HashiCorp Nomad Explained via Minecraft
See the simplicity of HashiCorp Nomad demonstrated in the world of Minecraft.
Maybe you’ve been hearing a lot of chatter about how simple it is to run HashiCorp Nomad and schedule things with it. Here’s an example you probably weren’t expecting...
This demo session is possibly the best yet at illustrating how simple it can be to schedule many different workloads (not just containers!) with Nomad—and it does it with a combination of coding footage and a visualization of the Nomad cluster and tasks inside a game many of us know and love: Minecraft!

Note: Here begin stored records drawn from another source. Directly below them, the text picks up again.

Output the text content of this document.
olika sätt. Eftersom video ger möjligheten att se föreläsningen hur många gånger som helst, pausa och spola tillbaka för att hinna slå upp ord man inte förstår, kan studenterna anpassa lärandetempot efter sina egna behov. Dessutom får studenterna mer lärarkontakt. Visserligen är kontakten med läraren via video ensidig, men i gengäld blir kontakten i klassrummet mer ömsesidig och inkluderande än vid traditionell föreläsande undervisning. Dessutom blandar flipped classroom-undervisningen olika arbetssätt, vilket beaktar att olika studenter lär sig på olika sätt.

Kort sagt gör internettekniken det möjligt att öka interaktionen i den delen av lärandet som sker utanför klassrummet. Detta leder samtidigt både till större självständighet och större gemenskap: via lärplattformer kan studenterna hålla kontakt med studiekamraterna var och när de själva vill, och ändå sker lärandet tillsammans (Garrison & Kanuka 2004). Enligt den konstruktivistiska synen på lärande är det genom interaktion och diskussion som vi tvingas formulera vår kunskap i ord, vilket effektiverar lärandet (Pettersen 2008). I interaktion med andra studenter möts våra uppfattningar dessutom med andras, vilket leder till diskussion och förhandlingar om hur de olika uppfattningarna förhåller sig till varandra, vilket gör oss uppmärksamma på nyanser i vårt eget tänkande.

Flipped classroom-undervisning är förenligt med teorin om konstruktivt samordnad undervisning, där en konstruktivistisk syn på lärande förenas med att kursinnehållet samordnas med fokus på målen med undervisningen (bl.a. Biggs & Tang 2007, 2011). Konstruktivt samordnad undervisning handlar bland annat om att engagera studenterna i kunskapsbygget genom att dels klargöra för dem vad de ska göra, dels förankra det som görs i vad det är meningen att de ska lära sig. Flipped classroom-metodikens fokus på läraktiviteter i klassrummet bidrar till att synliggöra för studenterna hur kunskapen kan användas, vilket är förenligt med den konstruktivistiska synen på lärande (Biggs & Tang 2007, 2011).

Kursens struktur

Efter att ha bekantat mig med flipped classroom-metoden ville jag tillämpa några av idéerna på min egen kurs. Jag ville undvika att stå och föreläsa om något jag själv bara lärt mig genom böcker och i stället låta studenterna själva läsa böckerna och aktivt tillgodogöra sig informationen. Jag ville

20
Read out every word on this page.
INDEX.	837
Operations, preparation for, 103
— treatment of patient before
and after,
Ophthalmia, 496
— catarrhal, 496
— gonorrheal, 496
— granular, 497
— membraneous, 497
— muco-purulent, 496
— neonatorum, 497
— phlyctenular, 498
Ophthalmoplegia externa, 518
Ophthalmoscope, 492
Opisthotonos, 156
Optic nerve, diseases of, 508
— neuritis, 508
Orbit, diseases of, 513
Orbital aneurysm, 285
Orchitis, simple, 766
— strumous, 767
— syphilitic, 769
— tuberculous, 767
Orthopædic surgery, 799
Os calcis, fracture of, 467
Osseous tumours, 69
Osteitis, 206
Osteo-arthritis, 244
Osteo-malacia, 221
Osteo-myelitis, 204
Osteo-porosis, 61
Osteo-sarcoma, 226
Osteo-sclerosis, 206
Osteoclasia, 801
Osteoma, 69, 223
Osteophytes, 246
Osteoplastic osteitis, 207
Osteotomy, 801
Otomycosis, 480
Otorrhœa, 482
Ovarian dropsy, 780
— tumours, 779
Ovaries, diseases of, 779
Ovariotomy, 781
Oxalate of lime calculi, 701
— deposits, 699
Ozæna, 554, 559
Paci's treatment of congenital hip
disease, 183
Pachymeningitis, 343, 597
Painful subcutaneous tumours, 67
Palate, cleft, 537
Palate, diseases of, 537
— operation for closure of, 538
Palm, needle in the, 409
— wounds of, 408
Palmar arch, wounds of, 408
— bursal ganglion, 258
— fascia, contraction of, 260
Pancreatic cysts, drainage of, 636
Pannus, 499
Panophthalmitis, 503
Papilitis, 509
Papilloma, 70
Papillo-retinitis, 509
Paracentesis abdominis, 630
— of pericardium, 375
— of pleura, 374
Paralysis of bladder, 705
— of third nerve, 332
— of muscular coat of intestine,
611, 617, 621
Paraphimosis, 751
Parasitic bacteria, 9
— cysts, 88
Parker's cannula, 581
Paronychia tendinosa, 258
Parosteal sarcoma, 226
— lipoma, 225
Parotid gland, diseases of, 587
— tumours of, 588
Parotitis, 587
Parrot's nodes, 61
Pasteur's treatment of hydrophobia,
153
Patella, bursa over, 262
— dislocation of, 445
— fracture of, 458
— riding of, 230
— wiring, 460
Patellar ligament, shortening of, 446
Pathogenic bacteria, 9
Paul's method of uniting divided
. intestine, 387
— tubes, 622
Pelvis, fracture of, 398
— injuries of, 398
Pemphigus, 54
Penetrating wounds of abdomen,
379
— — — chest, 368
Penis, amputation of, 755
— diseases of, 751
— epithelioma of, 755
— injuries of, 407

After deploying the Minecraft servers (which you can download from Erik Veld’s GitHub repo to try out yourself), Erik starts deploying new, diverse workloads in-game with Minecraft blocks representing the tasks. You’ll also get to see a Nomad task driver to schedule minecarts. After a few more examples, the demo ends with a bang when Nic Jackson joins the server for a little mischief.
» Diverse Workload Orchestration
The takeaway of this talk is that you don’t have to containerize everything to get the benefits of scheduling (bin packing, simple workflow). Workloads that you might be running using things like systemd, scripts, or a provisioner can be scheduled in Nomad. This demo shows how it can be done in one single, unified workflow.